Tavia and Daina were both tossed to the ground, and Tavia landed on top of the woman's legs. Daina's knees slammed into Tavia's stomach, and both women gasped in pain. The lights overhead flickered as the Althier power was disrupted by the shaking, and anything not tied down in the lab slid of the walls and tables before tumbling to ground. The homey mugs and picture frames shattered as they hit the ground, turning the quiet lab into a scene of destruction in a matter of moments.
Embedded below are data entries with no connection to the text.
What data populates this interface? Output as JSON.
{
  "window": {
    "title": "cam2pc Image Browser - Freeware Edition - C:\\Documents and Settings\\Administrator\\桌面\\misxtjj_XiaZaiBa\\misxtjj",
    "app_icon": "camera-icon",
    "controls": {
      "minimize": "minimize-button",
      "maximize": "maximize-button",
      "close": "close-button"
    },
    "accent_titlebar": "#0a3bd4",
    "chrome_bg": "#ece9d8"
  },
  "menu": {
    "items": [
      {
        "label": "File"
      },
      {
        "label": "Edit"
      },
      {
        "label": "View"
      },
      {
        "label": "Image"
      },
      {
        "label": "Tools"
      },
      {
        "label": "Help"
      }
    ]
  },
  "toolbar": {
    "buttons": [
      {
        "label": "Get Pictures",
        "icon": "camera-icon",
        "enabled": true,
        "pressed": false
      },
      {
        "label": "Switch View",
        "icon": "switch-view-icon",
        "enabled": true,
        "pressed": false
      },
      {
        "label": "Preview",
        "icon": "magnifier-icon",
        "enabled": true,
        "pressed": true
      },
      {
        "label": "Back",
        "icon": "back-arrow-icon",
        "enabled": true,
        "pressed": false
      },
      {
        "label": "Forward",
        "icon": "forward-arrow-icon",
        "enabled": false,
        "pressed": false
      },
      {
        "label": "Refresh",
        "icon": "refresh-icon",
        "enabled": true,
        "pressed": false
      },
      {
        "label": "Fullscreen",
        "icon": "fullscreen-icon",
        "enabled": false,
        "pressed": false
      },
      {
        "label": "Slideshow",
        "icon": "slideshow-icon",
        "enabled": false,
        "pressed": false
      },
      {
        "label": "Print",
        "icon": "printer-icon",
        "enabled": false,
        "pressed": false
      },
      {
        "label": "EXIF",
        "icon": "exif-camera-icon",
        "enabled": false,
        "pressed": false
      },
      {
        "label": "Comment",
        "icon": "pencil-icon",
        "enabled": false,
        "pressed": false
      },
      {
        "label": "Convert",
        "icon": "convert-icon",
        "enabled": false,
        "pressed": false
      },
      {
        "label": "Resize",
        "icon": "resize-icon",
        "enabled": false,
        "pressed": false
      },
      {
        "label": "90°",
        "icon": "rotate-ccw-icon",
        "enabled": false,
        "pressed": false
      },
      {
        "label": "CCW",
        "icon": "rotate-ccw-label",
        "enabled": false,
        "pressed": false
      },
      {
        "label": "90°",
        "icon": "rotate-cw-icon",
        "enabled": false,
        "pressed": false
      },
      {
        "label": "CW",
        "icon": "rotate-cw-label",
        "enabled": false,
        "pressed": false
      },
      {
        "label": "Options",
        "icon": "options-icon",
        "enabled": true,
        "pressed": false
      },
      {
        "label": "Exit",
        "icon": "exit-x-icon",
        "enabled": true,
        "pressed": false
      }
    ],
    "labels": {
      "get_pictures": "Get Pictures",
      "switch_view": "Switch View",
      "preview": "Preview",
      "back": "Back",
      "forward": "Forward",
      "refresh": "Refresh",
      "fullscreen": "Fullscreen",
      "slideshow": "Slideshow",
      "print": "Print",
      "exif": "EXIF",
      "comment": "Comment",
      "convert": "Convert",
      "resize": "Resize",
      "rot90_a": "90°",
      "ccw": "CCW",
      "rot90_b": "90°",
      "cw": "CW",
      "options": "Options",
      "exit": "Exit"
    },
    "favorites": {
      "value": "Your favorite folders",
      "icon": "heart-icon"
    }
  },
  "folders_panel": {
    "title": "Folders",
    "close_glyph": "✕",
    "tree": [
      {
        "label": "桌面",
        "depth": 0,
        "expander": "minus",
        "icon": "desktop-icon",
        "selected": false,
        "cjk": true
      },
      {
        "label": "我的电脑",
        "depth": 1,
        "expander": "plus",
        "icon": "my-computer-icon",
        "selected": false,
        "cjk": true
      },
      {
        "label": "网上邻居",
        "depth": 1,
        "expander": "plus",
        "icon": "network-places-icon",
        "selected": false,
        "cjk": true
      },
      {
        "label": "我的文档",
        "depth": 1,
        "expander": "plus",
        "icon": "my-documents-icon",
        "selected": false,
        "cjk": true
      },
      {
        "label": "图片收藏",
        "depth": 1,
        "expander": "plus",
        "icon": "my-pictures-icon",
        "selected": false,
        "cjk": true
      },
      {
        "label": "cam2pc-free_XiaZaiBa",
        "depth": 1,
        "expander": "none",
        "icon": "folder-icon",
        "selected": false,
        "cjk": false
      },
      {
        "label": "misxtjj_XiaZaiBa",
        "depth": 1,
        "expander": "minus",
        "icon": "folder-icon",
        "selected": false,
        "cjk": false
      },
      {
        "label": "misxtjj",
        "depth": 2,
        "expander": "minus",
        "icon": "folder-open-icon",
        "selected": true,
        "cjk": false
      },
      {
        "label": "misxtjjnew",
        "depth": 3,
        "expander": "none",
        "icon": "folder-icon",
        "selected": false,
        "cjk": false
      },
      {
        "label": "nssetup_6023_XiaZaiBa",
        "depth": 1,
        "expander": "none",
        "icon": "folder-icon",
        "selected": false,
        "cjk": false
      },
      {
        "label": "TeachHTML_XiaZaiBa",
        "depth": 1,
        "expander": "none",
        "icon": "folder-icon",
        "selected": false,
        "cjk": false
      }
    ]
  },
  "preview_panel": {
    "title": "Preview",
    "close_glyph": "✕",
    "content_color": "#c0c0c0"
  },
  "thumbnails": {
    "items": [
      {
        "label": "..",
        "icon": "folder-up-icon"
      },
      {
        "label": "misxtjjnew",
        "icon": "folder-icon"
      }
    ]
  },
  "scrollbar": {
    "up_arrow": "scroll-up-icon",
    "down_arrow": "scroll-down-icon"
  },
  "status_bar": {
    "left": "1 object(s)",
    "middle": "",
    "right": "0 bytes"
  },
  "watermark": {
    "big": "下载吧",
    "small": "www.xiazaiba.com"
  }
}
The shaking stopped, and Tavia sat up, looking around at the mess. Daina moved away from her and stood up, racing for her desk to check and make sure the console hadn't been damaged. The other Artificers were doing the same, checking their work, unconcerned with the dangerous shards of glass and ceramic scattered about the sword. One of the men had thrown himself over the sword on the table, as if to protect it, but the ancient thing was probably more durable than he was.
Papers were scattered along the floor, and someone's full coffee mug had shattered on the ground, its contents splashed across the carpet. At some point in the violent shaking, a long, sinuous crack had appeared in the wall farthest from the door.
An earthshake? But if that was the case, then what had been the sound she heard? It had sounded something like an explos—
A loud beeping rang through the lab. An alarm for emergencies. The beeping paused only long enough for an evacuation order to be given.
"Evacuate? Are you kidding?" Daina asked the other Artificers, and then looked to Abram. "We have to make sure the equipment survived the shaking."
Abram's mouth twitched into a frown and he reached a hand into his coat pocket. He pulled out his vox, a thin, nearly see-through panel and tapped on the screen a few times. Whatever he saw on there, it was clear the information wasn't good.
"That wasn't an earthshake," he said. "Someone just set off a bomb in the lobby."